Dans le documentaire, Peter Singer relève qu’aujourd’hui « le point de vue scientifique moderne est ... que de nombreux animaux non humains sont conscients ». Et Jonathan Balcombe complète en notant que la perception du monde animal par l’humain est aussi très différente d’une culture à l’autre. Il fait référence aux nombreuses traditions orientales, entre autres l’hindouisme, le bouddhisme, le sikhisme ou le jaïnisme, qui intègrent les animaux dans les cycles de réincarnation. Sacrés pour ces cultures, les animaux ont pourtant été considérés comme de simples aliments dans la culture occidentale. Pour comprendre l’évolution de la pensée philosophique et scientifique du monde occidentalisé, remontons dans le temps.

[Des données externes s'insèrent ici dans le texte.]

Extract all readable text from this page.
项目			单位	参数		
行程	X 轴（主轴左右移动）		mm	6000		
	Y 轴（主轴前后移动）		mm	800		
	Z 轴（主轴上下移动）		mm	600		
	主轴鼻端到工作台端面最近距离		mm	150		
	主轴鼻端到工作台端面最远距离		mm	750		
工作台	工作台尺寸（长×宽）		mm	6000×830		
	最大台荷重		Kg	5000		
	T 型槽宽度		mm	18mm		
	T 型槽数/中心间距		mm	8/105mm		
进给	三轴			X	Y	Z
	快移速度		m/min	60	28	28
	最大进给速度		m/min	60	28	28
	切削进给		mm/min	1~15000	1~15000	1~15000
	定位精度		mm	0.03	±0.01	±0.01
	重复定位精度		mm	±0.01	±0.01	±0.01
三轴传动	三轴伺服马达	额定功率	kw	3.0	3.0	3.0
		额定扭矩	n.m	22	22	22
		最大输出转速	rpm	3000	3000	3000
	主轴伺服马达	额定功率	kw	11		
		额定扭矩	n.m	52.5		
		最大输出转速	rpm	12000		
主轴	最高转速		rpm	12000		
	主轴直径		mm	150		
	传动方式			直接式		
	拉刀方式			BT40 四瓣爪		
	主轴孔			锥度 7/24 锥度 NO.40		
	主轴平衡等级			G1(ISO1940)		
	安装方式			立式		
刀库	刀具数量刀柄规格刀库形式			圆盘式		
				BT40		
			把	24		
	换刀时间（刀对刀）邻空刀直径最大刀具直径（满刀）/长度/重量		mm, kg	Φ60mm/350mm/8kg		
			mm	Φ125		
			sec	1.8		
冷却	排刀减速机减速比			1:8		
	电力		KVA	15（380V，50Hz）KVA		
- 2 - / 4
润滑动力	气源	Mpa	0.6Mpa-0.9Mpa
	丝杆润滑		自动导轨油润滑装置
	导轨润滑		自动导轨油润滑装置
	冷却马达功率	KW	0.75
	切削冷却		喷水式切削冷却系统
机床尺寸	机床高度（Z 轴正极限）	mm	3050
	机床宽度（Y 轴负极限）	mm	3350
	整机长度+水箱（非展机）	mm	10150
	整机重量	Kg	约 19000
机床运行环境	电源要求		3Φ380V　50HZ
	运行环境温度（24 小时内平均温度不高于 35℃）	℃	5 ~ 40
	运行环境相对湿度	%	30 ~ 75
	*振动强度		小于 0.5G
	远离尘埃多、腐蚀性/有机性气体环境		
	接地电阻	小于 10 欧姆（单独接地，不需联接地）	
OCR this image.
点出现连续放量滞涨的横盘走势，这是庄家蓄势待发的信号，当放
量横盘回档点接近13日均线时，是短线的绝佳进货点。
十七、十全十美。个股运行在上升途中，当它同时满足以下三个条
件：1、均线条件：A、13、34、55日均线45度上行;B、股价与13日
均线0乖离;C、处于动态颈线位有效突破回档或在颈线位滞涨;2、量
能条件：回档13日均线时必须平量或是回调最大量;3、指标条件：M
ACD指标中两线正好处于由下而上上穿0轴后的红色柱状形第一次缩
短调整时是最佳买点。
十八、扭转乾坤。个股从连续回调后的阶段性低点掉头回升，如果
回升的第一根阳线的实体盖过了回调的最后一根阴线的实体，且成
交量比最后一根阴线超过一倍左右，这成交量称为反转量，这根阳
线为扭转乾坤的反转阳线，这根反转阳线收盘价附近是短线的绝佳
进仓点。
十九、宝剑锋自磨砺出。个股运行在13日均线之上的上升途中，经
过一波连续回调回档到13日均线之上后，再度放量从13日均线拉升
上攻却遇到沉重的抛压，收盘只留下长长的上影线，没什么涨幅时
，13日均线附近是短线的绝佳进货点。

Aristote (384-322 av JC) est un des premiers à avoir une approche naturaliste et unifiée. Pour lui, tous les êtres vivants sont doués d’une âme. Dans son essai L’histoire des animaux, il distingue tout de même 3 types d’âmes : « nutritive » pour les végétaux, « sensible » pour le règne animal et « cognitive » spécifiquement pour l’humain. Les représentations évoluent, mais c’est aux XVIe et XVIIe siècles qu’un véritable tournant s’opère. Les scientifiques disposent d’instruments de plus en plus performants leur permettant ainsi de préciser leurs observations de la vie. Les découvertes et les révolutions s’enchainent, de Copernic (1473-1543) à Galilée (1564-1642) et Descartes (1596-1650). Ce dernier introduit un concept majeur qui va guider la pensée pendant plusieurs siècles. Le dualisme cartésien différencie 2 substances fondamentales : le corps et l’esprit. L’esprit, indivisible, est le siège de la pensée alors que le corps est « régi par les lois de la mécanique ». Descartes établit une séparation nette entre l’humain et les autres animaux. L’humain est le seul à disposer de l’esprit, lui permettant d’accéder à la pensée et au langage, et il est doté d’une âme et d’une raison. Alors que l’animal en est dépourvu : il n’a pas de pensée et réagit par réflexe, comme une machine sophistiquée; c’est l’animal-machine auquel fait d’ailleurs référence Peter Singer dans son intervention. Le fameux « je pense, donc je suis » donne à l’humain un statut « plus proche de Dieu que des animaux ». Dans son Discours de la méthode, pour bien conduire sa raison et chercher la vérité, Descartes encourage ses contemporains à développer leur savoir par la science pour se rendre « comme maîtres et possesseurs de la nature ... pour l’invention d’une infinité d’artifices, qui feraient qu’on jouirait sans aucune peine des fruits de la terre et de toutes les commodités qui s’y trouvent, mais principalement aussi pour la conservation de la santé ».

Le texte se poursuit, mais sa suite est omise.